Nothing to add. No idea where to take this story.
I tried to write. Typed a few sentences, erased them, sighed deeply, figuratively banged my head against the wall, and then gave up. It was like trying to start a car that’s out of gas.
So I gave up and pulled out my sketchbook.
Then I was struck with the impulse to try something new. What if I drew this scene instead? So, pretending that I was writing a graphic novel instead of a novel-novel, I sketched out the people, the place, the facial expressions. My drawings were horrible, incomplete. But you know what?
My brain suddenly went what if —- ?
A new idea emerged. A tiny alteration to a scene I’d been in stuck on for a week. That led to something else; a new idea about how my characters relate to each other. Soon I had a whole ‘nother scene spinning in my head, waiting to escape onto paper.
Very tentatively, I pulled out my laptop again and opened my WIP. I lay my fingers softly on the keyboard. I hit a few keys, holding my breath.
I typed one sentence, then another, picking up speed, and then the computer screen faded before my eyes and I found myself in a brand-new bookstore, staring into the faces of my characters, hearing them talk to each other and laugh and –
And 700 words later I’d written two scenes that I was really proud of.
Writer’s Block comes in many shapes and sizes.
Sometimes it’s lack of motivation because you just don’t feel like writing.
Sometimes you want to write but just can’t because you’re stuck; your story literally will not go right no matter how hard you try.
Sometimes it’s a mix, one leads to the other which leads back to the first, a vicious cycle.
So here are four things to remember when you’re facing writer’s block:
- It’s okay to take a break. Writer’s block happens to (pretty much) all writers, and it’s a natural part of the process. Sometimes you need to take a break for half an hour and walk the dog; sometimes you need to take a break for two months and read a bunch of books and chill. Here’s a great blog post that talks about this.
- Don’t give up; don’t let your “break” become a goodbye. Sometimes you’ll sit down at your WIP and get nothing. But the act of sitting down to try to write is good enough. If you keep coming back, your subconscious will keep thinking about this story. Be persistent, because determination and discipline are huge parts of beating writer’s block.

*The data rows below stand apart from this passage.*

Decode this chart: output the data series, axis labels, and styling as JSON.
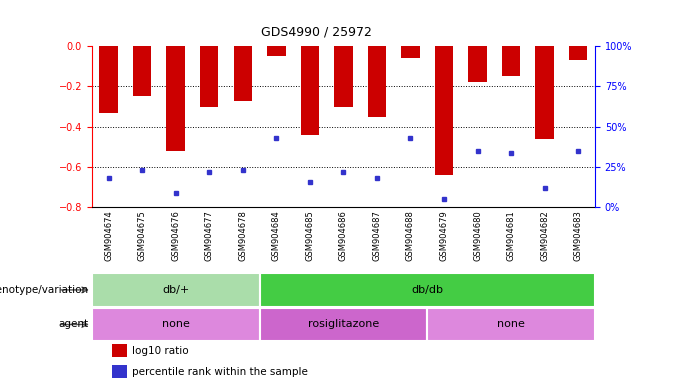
{
  "title": "GDS4990 / 25972",
  "samples": [
    "GSM904674",
    "GSM904675",
    "GSM904676",
    "GSM904677",
    "GSM904678",
    "GSM904684",
    "GSM904685",
    "GSM904686",
    "GSM904687",
    "GSM904688",
    "GSM904679",
    "GSM904680",
    "GSM904681",
    "GSM904682",
    "GSM904683"
  ],
  "log10_ratio": [
    -0.33,
    -0.25,
    -0.52,
    -0.3,
    -0.27,
    -0.05,
    -0.44,
    -0.3,
    -0.35,
    -0.06,
    -0.64,
    -0.18,
    -0.15,
    -0.46,
    -0.07
  ],
  "percentile": [
    18,
    23,
    9,
    22,
    23,
    43,
    16,
    22,
    18,
    43,
    5,
    35,
    34,
    12,
    35
  ],
  "ylim_left": [
    -0.8,
    0
  ],
  "ylim_right": [
    0,
    100
  ],
  "yticks_left": [
    0,
    -0.2,
    -0.4,
    -0.6,
    -0.8
  ],
  "yticks_right": [
    0,
    25,
    50,
    75,
    100
  ],
  "bar_color": "#cc0000",
  "dot_color": "#3333cc",
  "bg_color": "#ffffff",
  "xtick_bg": "#cccccc",
  "genotype_groups": [
    {
      "label": "db/+",
      "start": 0,
      "end": 5,
      "color": "#aaddaa"
    },
    {
      "label": "db/db",
      "start": 5,
      "end": 15,
      "color": "#44cc44"
    }
  ],
  "agent_groups": [
    {
      "label": "none",
      "start": 0,
      "end": 5,
      "color": "#dd88dd"
    },
    {
      "label": "rosiglitazone",
      "start": 5,
      "end": 10,
      "color": "#cc66cc"
    },
    {
      "label": "none",
      "start": 10,
      "end": 15,
      "color": "#dd88dd"
    }
  ],
  "legend_items": [
    {
      "color": "#cc0000",
      "label": "log10 ratio"
    },
    {
      "color": "#3333cc",
      "label": "percentile rank within the sample"
    }
  ],
  "title_fontsize": 9,
  "tick_fontsize": 7,
  "bar_fontsize": 6,
  "label_fontsize": 7.5,
  "annot_fontsize": 8
}
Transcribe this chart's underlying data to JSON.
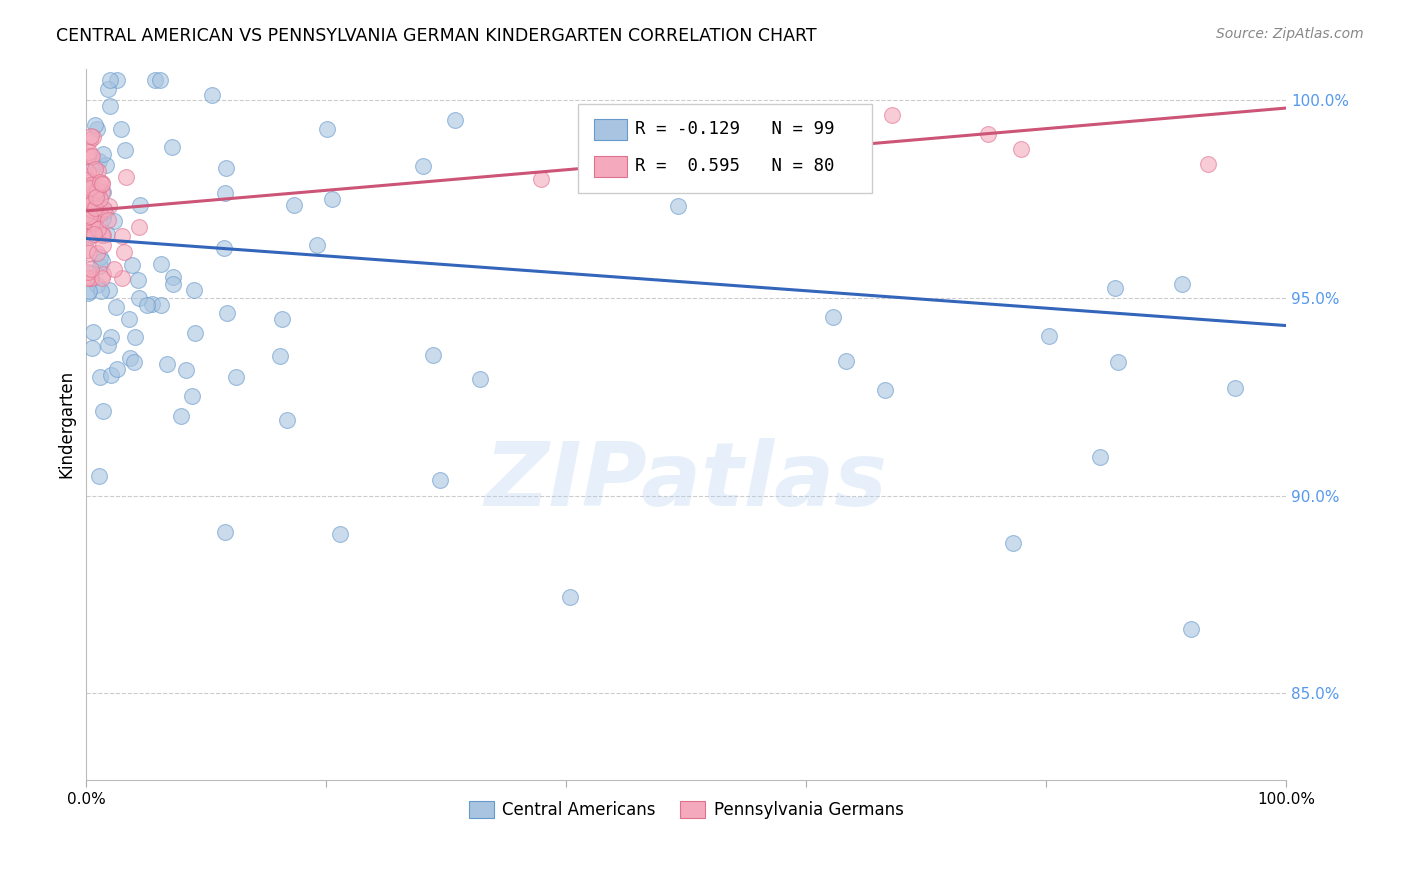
{
  "title": "CENTRAL AMERICAN VS PENNSYLVANIA GERMAN KINDERGARTEN CORRELATION CHART",
  "source": "Source: ZipAtlas.com",
  "ylabel": "Kindergarten",
  "watermark": "ZIPatlas",
  "legend_blue_label": "Central Americans",
  "legend_pink_label": "Pennsylvania Germans",
  "legend_blue_text": "R = -0.129   N = 99",
  "legend_pink_text": "R =  0.595   N = 80",
  "blue_color": "#A8C4E0",
  "pink_color": "#F4AABC",
  "blue_edge_color": "#6699CC",
  "pink_edge_color": "#E07090",
  "blue_line_color": "#3366BB",
  "pink_line_color": "#CC5577",
  "background_color": "#FFFFFF",
  "grid_color": "#CCCCCC",
  "right_axis_color": "#5599EE",
  "xmin": 0.0,
  "xmax": 1.0,
  "ymin": 0.828,
  "ymax": 1.008,
  "blue_trend_x": [
    0.0,
    1.0
  ],
  "blue_trend_y": [
    0.965,
    0.943
  ],
  "pink_trend_x": [
    0.0,
    1.0
  ],
  "pink_trend_y": [
    0.972,
    0.998
  ]
}
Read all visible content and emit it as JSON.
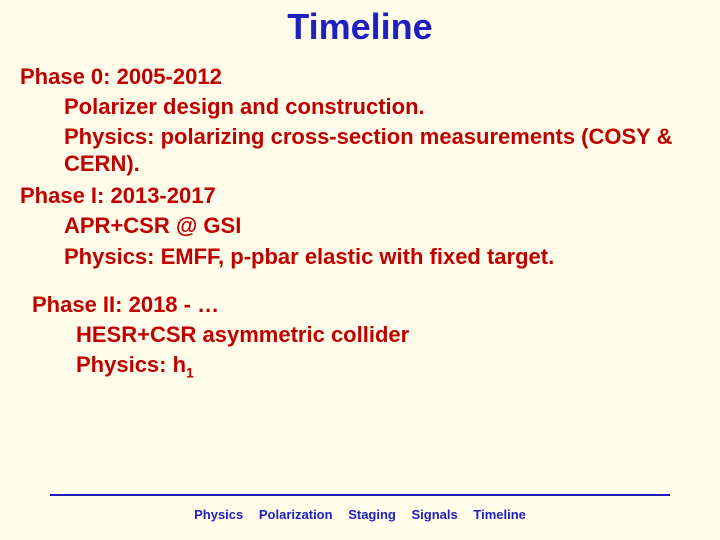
{
  "title": "Timeline",
  "title_color": "#2020c0",
  "title_fontsize": 36,
  "body_color": "#c00000",
  "background_color": "#fffde9",
  "phase0": {
    "head": "Phase 0: 2005-2012",
    "l1": "Polarizer design and construction.",
    "l2": "Physics: polarizing cross-section measurements (COSY & CERN)."
  },
  "phase1": {
    "head": "Phase I: 2013-2017",
    "l1": "APR+CSR @ GSI",
    "l2": "Physics: EMFF, p-pbar elastic with fixed target."
  },
  "phase2": {
    "head": "Phase II: 2018 - …",
    "l1": "HESR+CSR asymmetric collider",
    "l2_prefix": "Physics: h",
    "l2_sub": "1"
  },
  "footer": {
    "items": [
      "Physics",
      "Polarization",
      "Staging",
      "Signals",
      "Timeline"
    ],
    "color": "#2020c0",
    "line_color": "#2020c0"
  }
}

- I’ve found the best way to break free of writer’s block is to change things up. Sometimes it’s writing in a different place, or at a different time, or on paper instead of on the computer. Sometimes it’s writing something else for a while. Sometimes it’s drawing a scene out instead of writing it. Sometimes it’s just doing something new in your normal life that hits you with a moment of inspiration and suddenly you’re back to writing again.
- It will pass. I was a bit concerned when I didn’t write much of anything for week after week after week. But if your facing writer’s block, give yourself room to breathe. Then once you’ve taken a breath, come back and try to write again. It won’t last forever; it will get better. I promise.